TCMB faiz kararından sonra döviz kurunda yükseliş gözlenmesi bir tesadüf mü? Hele aynı dönemde Brent petrolünün varilinin 75,5 dolardan 83,4 dolara çıktığı, bazı merkez bankalarının faiz artırdığı ve ABD Merkez Bankası’nın para politikasını sıkılaştıracağına ilişkin beklentilerin arttığı dikkate alınırsa. Ek olarak Cumhurbaşkanı Erdoğan’ın Suriye’ye ilişkin açıklamalar yaptığını da unutmayın. Bunların da döviz kurundaki gelişmelerle ilişkisi yok mu? İlk sorunun yanıtı “hayır, tesadüf değil”, ikinci sorunun yanıtı ise “elbette ilişkili” şeklinde. Çelişkili mi? Değil. Neden değil?
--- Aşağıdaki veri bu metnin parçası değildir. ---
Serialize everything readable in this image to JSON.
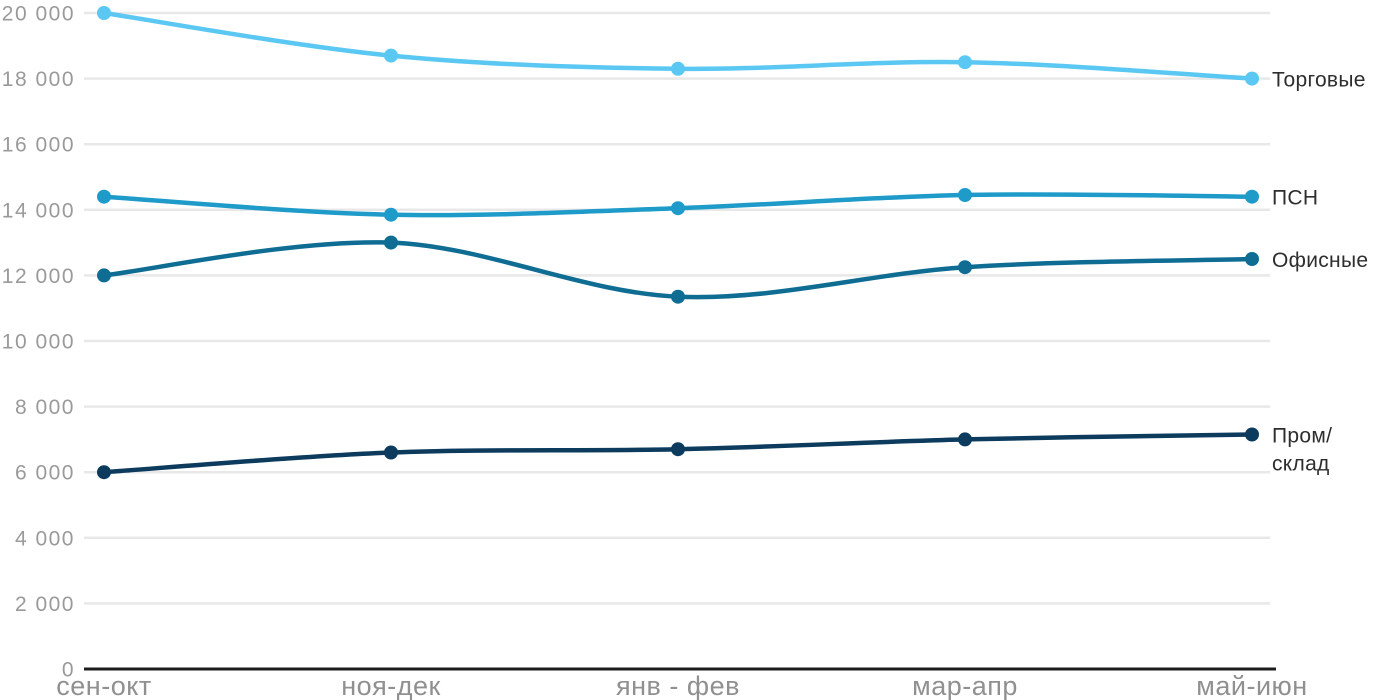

Neredeyse otuz yıldır döviz kurundaki hareketlerin hangi unsurlara göre oluştuğunu inceleyen akademik yazında altı çizilen bir gerçek var. Şu: Ülkeler arasındaki sermaye hareketlerinin bir günlük hacmi neredeyse bir yıllık dünya ticaret hacmi kadar. Vurgulanmak istenen, döviz kurundaki hareketleri anlamak için yüzünüzü cari işlemler hesabındaki hareketlere değil, sermaye akımlarındaki değişikliklere döndürmeniz gerektiği. Bu temel saptamadan yola çıkıldığında, döviz kurunu belirleyen beş temel unsur beliriyor: Yurtiçi faiz haddi, büyük gelişmiş ülkelerin özellikle de ABD’nin faiz haddi, ülke riski, uluslararası finansal piyasalarda risk alma iştahı ve döviz kurunun ileride alması beklenen değer.
Dolayısıyla, şu soru haklı bir soru: ABD’nin faiz artırma ihtimalinin yükseldiği, Suriye’ye ilişkin gerginliklerin yoğunlaştığı, başka merkez bankalarının faiz artırmaya başladığı ve enerji fiyatlarının yükseldiği bir ortamdaysanız; enflasyonun yüksek olduğu, faiz kararının enflasyona göre alınmadığı hakkında şüphelerin yoğunlaştığı ve nereden çıktığı anlaşılmayan bir biçimde cari işlemler hesabına giderek daha fazla odaklanan bir para politikasının olduğu bir ülkede neden politika faizini düşürürsünüz? Düşürürseniz, kur da yükselir risk priminiz de piyasa faizi de. Arkasından da enflasyon… Bunu görmek bu kadar zor mu?